Vetter, T., Poggio, T., & Bülthoff, H. (1993). Recognition of symmetric 3D objects. Poster presented at Annual Meeting of the Association for Research in Vision and Ophthalmology (ARVO 1993), Sarasota, FL, USA.


Zitierlink: https://hdl.handle.net/11858/00-001M-0000-0013-ED9C-3
Zusammenfassung
Purpose: Our ability to detect bilateral and skewed symmetry is well known. We provide evidence on psychophysical and theoretical grounds that this ability facilitates recognition of symmetric 3D objects. Methods: In psychophysical experiments with 25 paid subjects we tested recognition performance for novel views of 80 shaded wire objects shown previously only from a single view. Generalization fields were plotted by measuring recognition hit rate in horizontal, vertical and oblique directions on the viewing sphere.
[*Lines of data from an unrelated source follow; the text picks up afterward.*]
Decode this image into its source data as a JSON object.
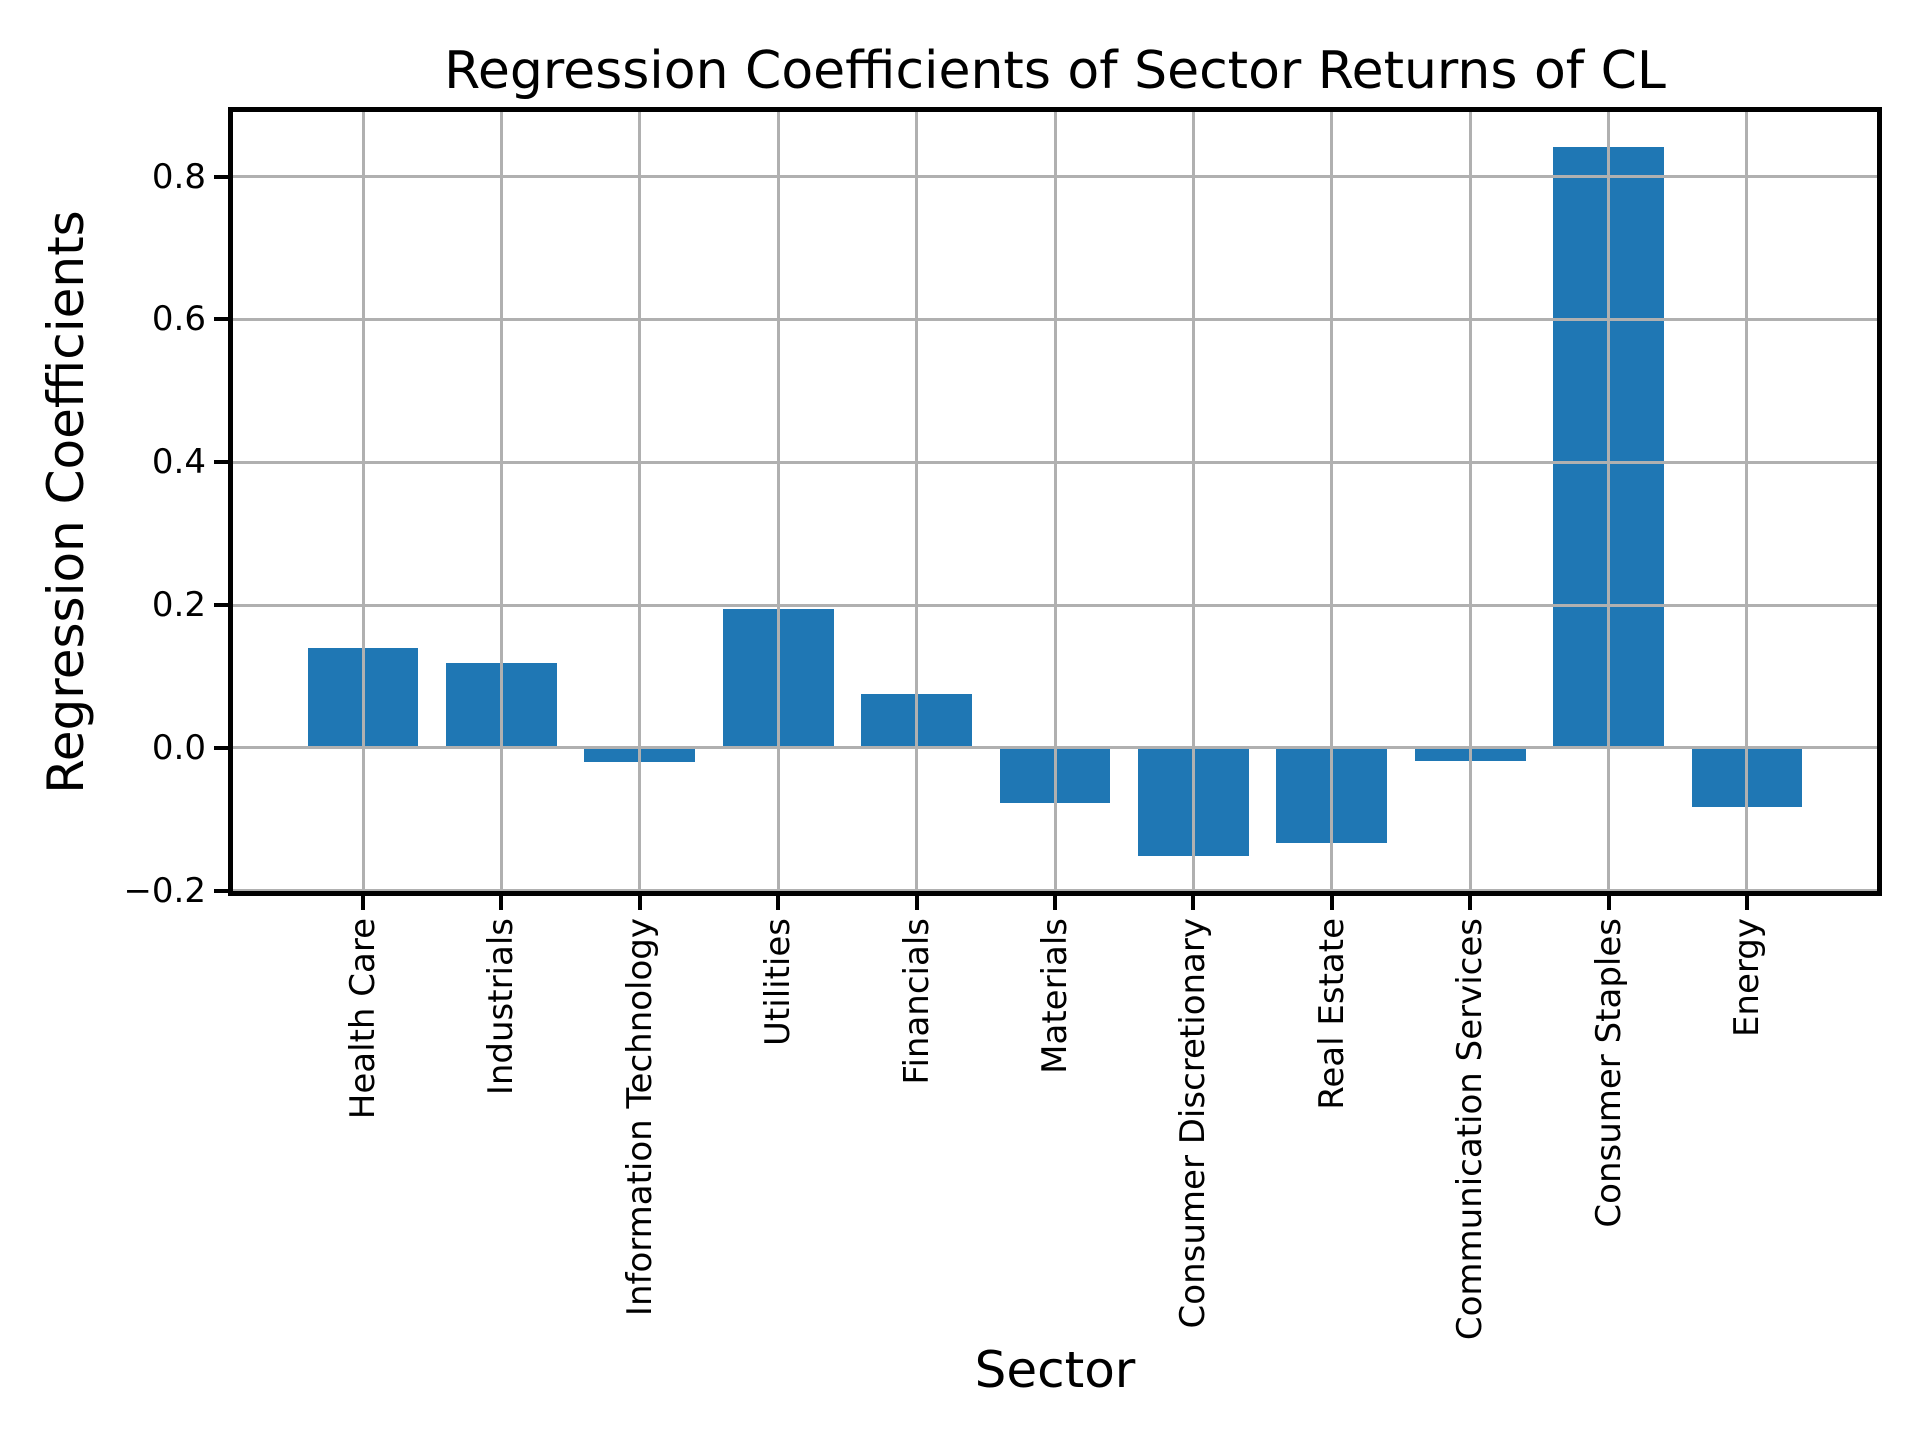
{
  "title": "Regression Coefficients of Sector Returns of CL",
  "chart_data": {
    "type": "bar",
    "title": "Regression Coefficients of Sector Returns of CL",
    "xlabel": "Sector",
    "ylabel": "Regression Coefficients",
    "categories": [
      "Health Care",
      "Industrials",
      "Information Technology",
      "Utilities",
      "Financials",
      "Materials",
      "Consumer Discretionary",
      "Real Estate",
      "Communication Services",
      "Consumer Staples",
      "Energy"
    ],
    "values": [
      0.14,
      0.119,
      -0.02,
      0.194,
      0.076,
      -0.077,
      -0.151,
      -0.133,
      -0.018,
      0.841,
      -0.083
    ],
    "yticks": [
      0.8,
      0.6,
      0.4,
      0.2,
      0.0,
      -0.2
    ],
    "ylim": [
      -0.2006,
      0.8906
    ],
    "grid": true,
    "legend": "none",
    "bar_color": "#1f77b4",
    "grid_color": "#b0b0b0",
    "axis_color": "#000000",
    "background_color": "#ffffff"
  }
}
Results: In a first experiment we compared recognition of symmetric objects with nonsymmetric objects. The generalization ability from a given "model" view of an object to novel viewing directions (range ±90°) increased from 64 average recognition rate for nonsymmetric objects to 77 for symmetric objects. In additional experiments on viewpoint generalization for symmetric objects we found several peaks in the generalization fields. These findings are consistent with our theoretical results on recognition of bilaterally symmetric objects. The peaks observed in the generalization fields of symmetric objects are predicted by the "virtual views" (that can be generated by exploting the symmetry property) together with a network model that successfully accounts for human recognition of generic 3D objects. Conclusions: The agreement of the experimental results with the theoretical predictions support the assumption that our visual system is capable of exploiting symmetry as prior information in object recognition.